Ojan turun dari motornya. Pura-pura kesakitan, tapi cowok itu malah bukan seperti orang sakit perut.
“Lo sebenernya sakit perut apa sakit jantung?” celetuk Jagad. Dia bermaksud menyadarkan Ojan kalau cowok itu salah pegang, bukannya memegang perut malah mengelus dada. Daripada Agra menjadi curiga, dan rencana mereka akan gagal lagi. Karena belum ada tanda-tanda kemunculan Kia.
“Oh gue sakit perut.” Ojan dengan cepat mengubah posisi tangannya. Pura-pura meringis agar aktingnya lebih alami.
“Udah cari WC lo sana!” suruh Barry.
“Mana ada warung yang buka lagi jam segini,” sahut Agra.
Nevan mencagak motornya. Turun dari motor, dia mengambil plastik yang berserakan di jalan.
“Boker di sini aja, Jan. Lebih praktis. Habis itu tinggal lo bawa pulang,” ucap Nevan. Cowok itu membuat Agra, Barry dan Jagad terkekeh dengan kelakuannya. Sedangkan Ojan yang sedang berakting terpaksa mengumpat di dalam hati.

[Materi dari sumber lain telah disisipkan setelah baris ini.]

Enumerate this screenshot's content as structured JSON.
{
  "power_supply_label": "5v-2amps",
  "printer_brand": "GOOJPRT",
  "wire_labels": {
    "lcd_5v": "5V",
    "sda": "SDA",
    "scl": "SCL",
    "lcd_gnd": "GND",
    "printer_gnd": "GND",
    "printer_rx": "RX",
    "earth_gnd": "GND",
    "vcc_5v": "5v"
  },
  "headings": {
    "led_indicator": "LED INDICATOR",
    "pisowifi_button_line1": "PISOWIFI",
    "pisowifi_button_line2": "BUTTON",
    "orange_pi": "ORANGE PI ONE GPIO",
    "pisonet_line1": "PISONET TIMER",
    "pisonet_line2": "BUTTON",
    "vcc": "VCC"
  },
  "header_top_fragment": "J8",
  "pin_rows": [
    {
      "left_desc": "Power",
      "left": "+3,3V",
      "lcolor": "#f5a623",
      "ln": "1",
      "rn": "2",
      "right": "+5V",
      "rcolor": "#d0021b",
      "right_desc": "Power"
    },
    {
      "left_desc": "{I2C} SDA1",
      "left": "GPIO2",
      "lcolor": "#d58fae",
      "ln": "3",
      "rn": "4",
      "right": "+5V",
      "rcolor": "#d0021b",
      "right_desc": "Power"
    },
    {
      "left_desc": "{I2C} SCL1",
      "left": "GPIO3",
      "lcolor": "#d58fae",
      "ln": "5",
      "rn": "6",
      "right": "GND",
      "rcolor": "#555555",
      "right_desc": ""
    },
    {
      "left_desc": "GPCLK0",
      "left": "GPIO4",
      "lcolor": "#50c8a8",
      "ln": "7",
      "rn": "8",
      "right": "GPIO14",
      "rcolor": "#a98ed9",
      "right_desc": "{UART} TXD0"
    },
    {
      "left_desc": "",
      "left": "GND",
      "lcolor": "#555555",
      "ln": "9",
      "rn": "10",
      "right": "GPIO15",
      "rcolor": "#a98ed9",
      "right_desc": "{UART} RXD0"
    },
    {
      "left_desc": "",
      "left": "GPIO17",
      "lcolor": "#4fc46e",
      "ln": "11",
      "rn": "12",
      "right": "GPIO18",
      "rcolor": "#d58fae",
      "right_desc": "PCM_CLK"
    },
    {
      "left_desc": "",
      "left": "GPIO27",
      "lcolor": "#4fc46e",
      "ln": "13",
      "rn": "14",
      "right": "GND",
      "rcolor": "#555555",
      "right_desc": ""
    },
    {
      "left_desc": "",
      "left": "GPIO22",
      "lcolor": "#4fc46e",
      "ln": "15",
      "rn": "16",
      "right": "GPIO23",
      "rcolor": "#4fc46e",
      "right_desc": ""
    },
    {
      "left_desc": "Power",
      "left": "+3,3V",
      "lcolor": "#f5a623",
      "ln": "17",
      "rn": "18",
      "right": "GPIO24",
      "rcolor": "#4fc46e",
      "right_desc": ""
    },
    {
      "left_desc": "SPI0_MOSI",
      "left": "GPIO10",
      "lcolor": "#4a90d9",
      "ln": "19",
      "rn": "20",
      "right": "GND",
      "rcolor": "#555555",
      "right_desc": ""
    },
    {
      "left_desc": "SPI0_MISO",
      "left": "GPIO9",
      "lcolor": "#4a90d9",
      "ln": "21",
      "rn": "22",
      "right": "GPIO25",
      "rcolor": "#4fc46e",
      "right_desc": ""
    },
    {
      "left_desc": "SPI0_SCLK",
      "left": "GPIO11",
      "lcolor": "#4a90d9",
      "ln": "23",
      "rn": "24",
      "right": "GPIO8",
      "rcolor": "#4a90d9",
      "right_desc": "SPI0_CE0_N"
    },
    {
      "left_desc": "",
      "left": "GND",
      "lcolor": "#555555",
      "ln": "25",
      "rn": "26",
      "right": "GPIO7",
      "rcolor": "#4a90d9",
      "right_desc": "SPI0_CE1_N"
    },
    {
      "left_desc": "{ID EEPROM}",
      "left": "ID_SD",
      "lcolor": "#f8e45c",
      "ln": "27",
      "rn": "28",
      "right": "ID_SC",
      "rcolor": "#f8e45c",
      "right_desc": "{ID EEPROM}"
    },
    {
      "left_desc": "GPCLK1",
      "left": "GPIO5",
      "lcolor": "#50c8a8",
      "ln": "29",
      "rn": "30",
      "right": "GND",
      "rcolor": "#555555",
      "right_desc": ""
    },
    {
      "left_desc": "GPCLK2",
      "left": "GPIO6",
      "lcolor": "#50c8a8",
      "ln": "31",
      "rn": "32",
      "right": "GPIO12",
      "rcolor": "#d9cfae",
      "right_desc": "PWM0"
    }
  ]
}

“Ngomong-ngomong si Sakha lagi apa ya sekarang?” Jagad mengalihkan pembicaraan. Agar terlihat lebih natural sambil menunggu Ojan yang sekarang sedang pura-pura mencari warung yang masih buka.
“Lagi tidurlah,” balas Barry yang mengerti.
“Pasti posisi tidurnya rebahan.” Nevan menimpali sambil celingak-celinguk melihat jalanan yang cukup sepi.
“Lo kenapa liatin jalan terus, Van?” Agra menegur karena Nevan begitu aneh.
“Ngantuk gue,” jawab Nevan cepat.
“Makanya langsung pulang. Ini ngapain pakek cerita berhenti di sini segala.”
“Yah kita kan lagi nungguin Ojan buang hajat.”
“Udah tinggalin aja. Tuh anak udah gede, udah bisa cari jalan pulang.”
“Janganlah. Kasian ini udah pagi. Kalo dia tiba-tiba diculik gimana?” balas Jagad. “Walaupun modelannya kayak gitu, tapi dia tetep anak kesayangan Uminya.”
Agra pasrah. Dia menunggu sambil membuka ponselnya.
“Wih mobilnya alphard.” Suara Jagad yang heboh.
“Banyak di rumah gue,” balas Agra tanpa melihat.
“Gila tuh cewek di antar om-om.”
Celotehan Ojan yang pura-pura baru saja kembali dari toilet membuat Agra berhenti bermain ponsel, melihat Ojan sebentar. Lalu ikut memperhatikan ke arah temannya memandang.
“Asek cium pipi kiri kanan,” lontar Nevan heboh.
“Usap-usap kepala,” sambung Barry.
“Wah dikasih apa tuh?” pekik Jagad.
KAMU SEDANG MEMBACA
Garis Luka
Teen Fiction"Lo suka sama gue kan?" Zeta mengangguk cepat dengan matanya yang berbinar. "Mau jadi pacar gue kan?" Zeta mengangguk lagi. Agra tersenyum, senyum yang begitu Zeta suka. "Kalo lo bisa selesaikan tugas gue dalam waktu satu jam dan gue dapat nilai...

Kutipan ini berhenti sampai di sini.